1
Identify both parties with full legal names
Enter the registrar's complete registered legal entity name and the registrant's full legal name — individual or incorporated entity — exactly as it appears on government records. Do not use trade names, brand names, or shortened versions.
💡 For agency-to-client registrations, confirm the client's legal entity name in writing before completing this section — disputes almost always start with a mismatch between brand name and registered entity.
2
Specify the exact domain name and registration term
Enter the full domain name including the TLD (e.g., example.com, example.co.uk) and the registration period in years. ICANN-compliant registrations run from 1 to 10 years.
💡 Register for 2–3 years minimum for a primary business domain — annual renewals increase the risk of lapse due to payment failure or contact detail changes.
3
Set WHOIS accuracy obligations and update timelines
Specify the number of days within which the registrant must update contact information after any change (30 days is the ICANN standard). Confirm that all WHOIS data submitted at signing is current and accurate.

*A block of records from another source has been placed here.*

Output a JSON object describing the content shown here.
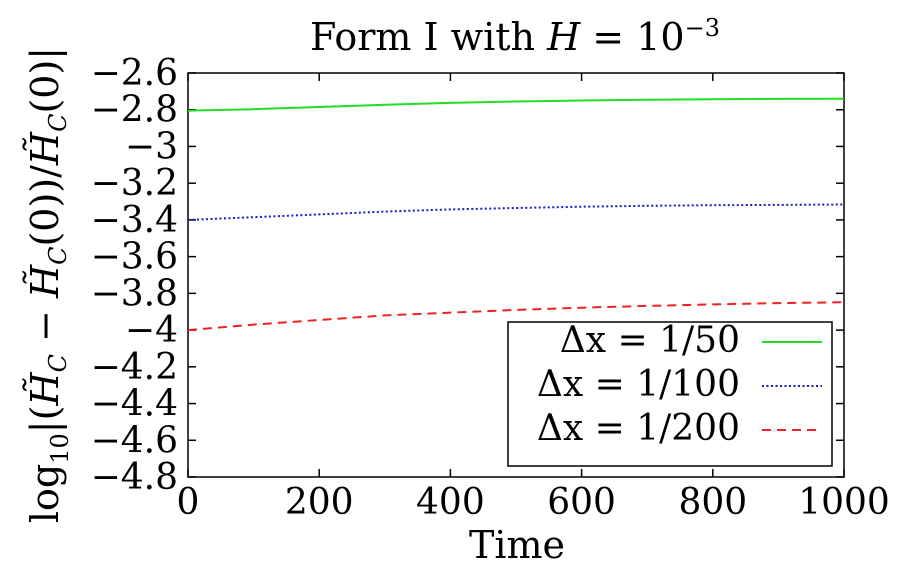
{
  "chart_data": {
    "type": "line",
    "title": "Form I with H = 10⁻³",
    "xlabel": "Time",
    "ylabel": "log₁₀|(H̃_C − H̃_C(0))/H̃_C(0)|",
    "xlim": [
      0,
      1000
    ],
    "ylim": [
      -4.8,
      -2.6
    ],
    "xticks": [
      "0",
      "200",
      "400",
      "600",
      "800",
      "1000"
    ],
    "yticks": [
      "−2.6",
      "−2.8",
      "−3",
      "−3.2",
      "−3.4",
      "−3.6",
      "−3.8",
      "−4",
      "−4.2",
      "−4.4",
      "−4.6",
      "−4.8"
    ],
    "grid": false,
    "legend_position": "bottom-right",
    "series": [
      {
        "name": "Δx = 1/50",
        "color": "#22dd22",
        "style": "solid",
        "x": [
          0,
          100,
          200,
          300,
          400,
          500,
          600,
          700,
          800,
          900,
          1000
        ],
        "y": [
          -2.805,
          -2.797,
          -2.785,
          -2.773,
          -2.763,
          -2.755,
          -2.75,
          -2.746,
          -2.743,
          -2.741,
          -2.74
        ]
      },
      {
        "name": "Δx = 1/100",
        "color": "#1a1acc",
        "style": "dotted",
        "x": [
          0,
          100,
          200,
          300,
          400,
          500,
          600,
          700,
          800,
          900,
          1000
        ],
        "y": [
          -3.4,
          -3.385,
          -3.37,
          -3.355,
          -3.343,
          -3.335,
          -3.328,
          -3.323,
          -3.32,
          -3.318,
          -3.316
        ]
      },
      {
        "name": "Δx = 1/200",
        "color": "#ee2222",
        "style": "dashed",
        "x": [
          0,
          100,
          200,
          300,
          400,
          500,
          600,
          700,
          800,
          900,
          1000
        ],
        "y": [
          -4.0,
          -3.97,
          -3.945,
          -3.92,
          -3.905,
          -3.89,
          -3.878,
          -3.868,
          -3.86,
          -3.853,
          -3.848
        ]
      }
    ]
  }
}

💡 Attach a completed WHOIS data sheet as an exhibit so there is a dated record of the contact details provided at the time of registration.
4
Configure renewal and auto-renewal terms
State the expiration date, the notice period for renewal reminders, whether auto-renewal is enabled by default, and the grace period duration. Confirm the payment method on file is valid through at least the next renewal date.
💡 Set renewal reminders at 90, 60, and 30 days before expiration — not just the ICANN-minimum 60-day notice — to catch payment failures before they cause a lapse.
5
Define transfer restrictions and EPP code process
State the 60-day ICANN transfer lock period, the registrant's right to request an EPP auth code after the lock expires, and the timeline within which the registrar will deliver it. Note any conditions under which transfers may be suspended.

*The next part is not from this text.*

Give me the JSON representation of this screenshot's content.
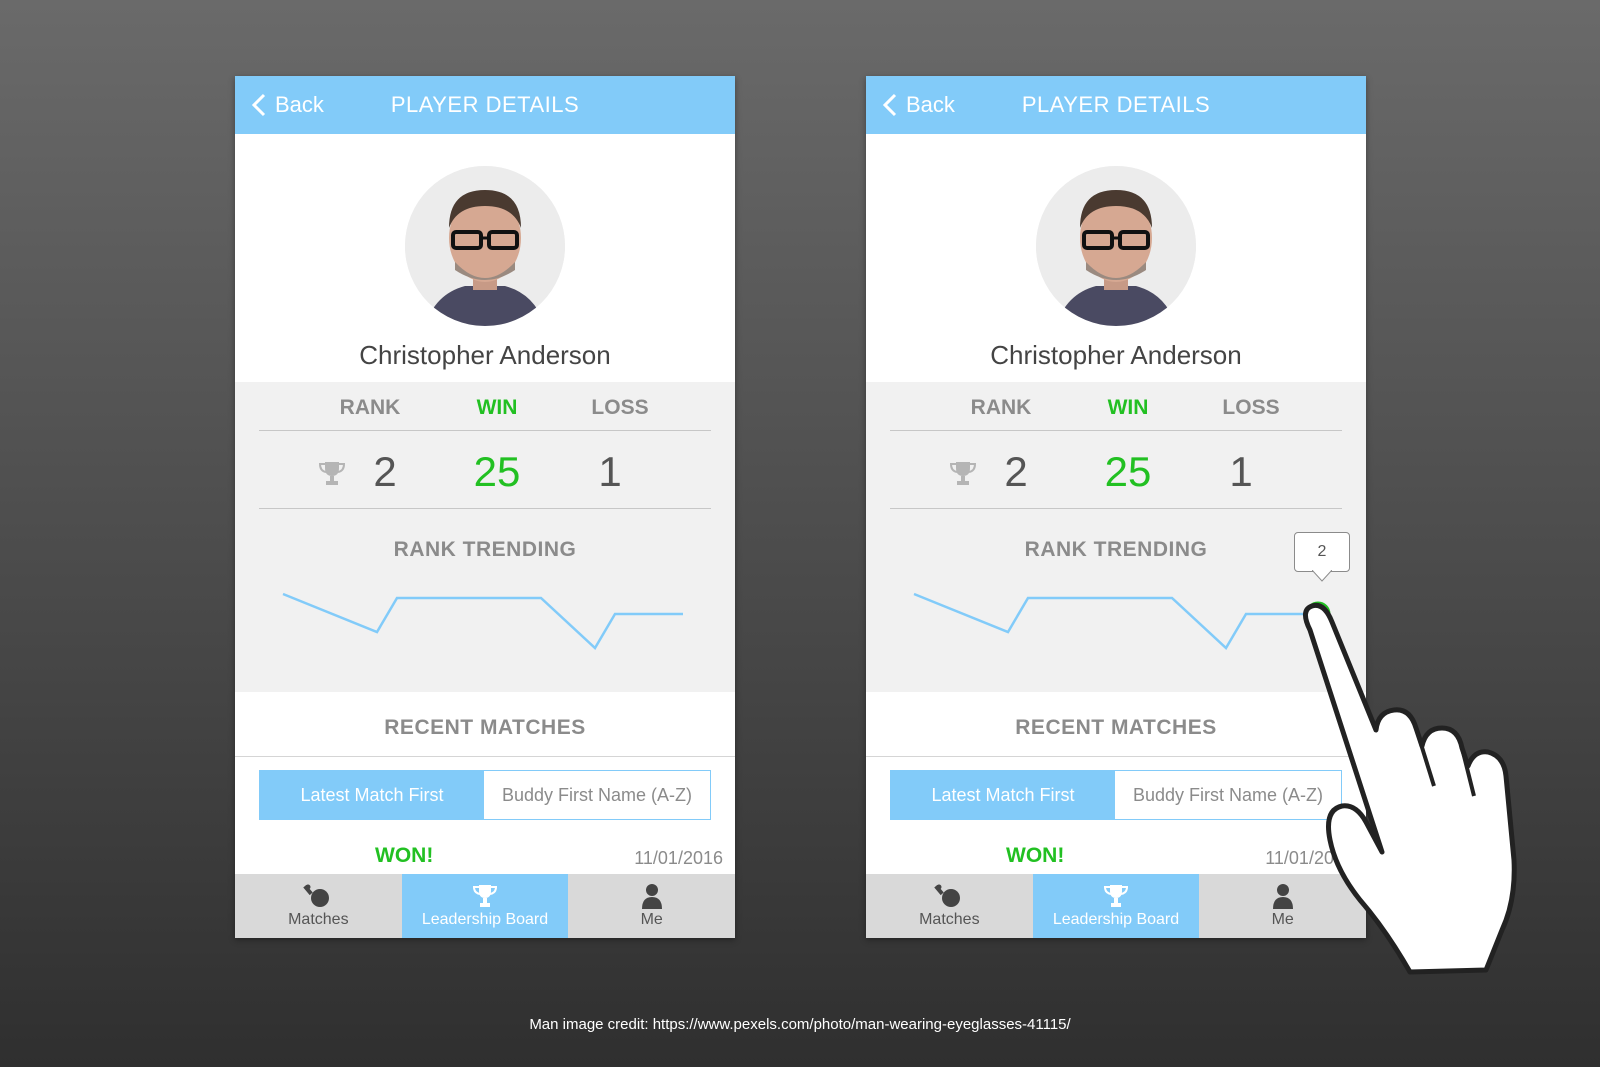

💡 For agency-managed domains, include a clause obligating the agency to provide the EPP auth code to the client within 5 business days of project completion or contract termination.
6
Incorporate ICANN policies and UDRP by reference
Reference ICANN's current Registrar Accreditation Agreement, UDRP, and Uniform Rapid Suspension (URS) policies by citing the ICANN website URL and confirming the registrant agrees to be bound by them as amended.
💡 Do not reproduce ICANN policy text verbatim — it changes, and a static copy in the agreement creates version conflicts. Reference by URL and amendment date instead.
7
Complete the indemnification and liability sections
Confirm the indemnification clause covers trademark disputes, UDRP proceedings, and third-party claims arising from domain use. Set the liability cap at the total registration fees paid in the preceding 12 months unless a higher cap is negotiated.
💡 For premium domains or high-traffic sites where downtime costs are significant, add a separate uptime SLA addendum rather than expanding the main agreement's liability cap.
8
Sign before the domain is registered or transferred
Both parties must sign the agreement before the registration is processed or the transfer is initiated. Post-registration signatures raise enforceability questions in several jurisdictions, particularly for restrictive use and indemnification clauses.
💡 Use a timestamped e-signature to create an auditable execution record — ICANN compliance audits and UDRP proceedings both benefit from a clear chain of dated documentation.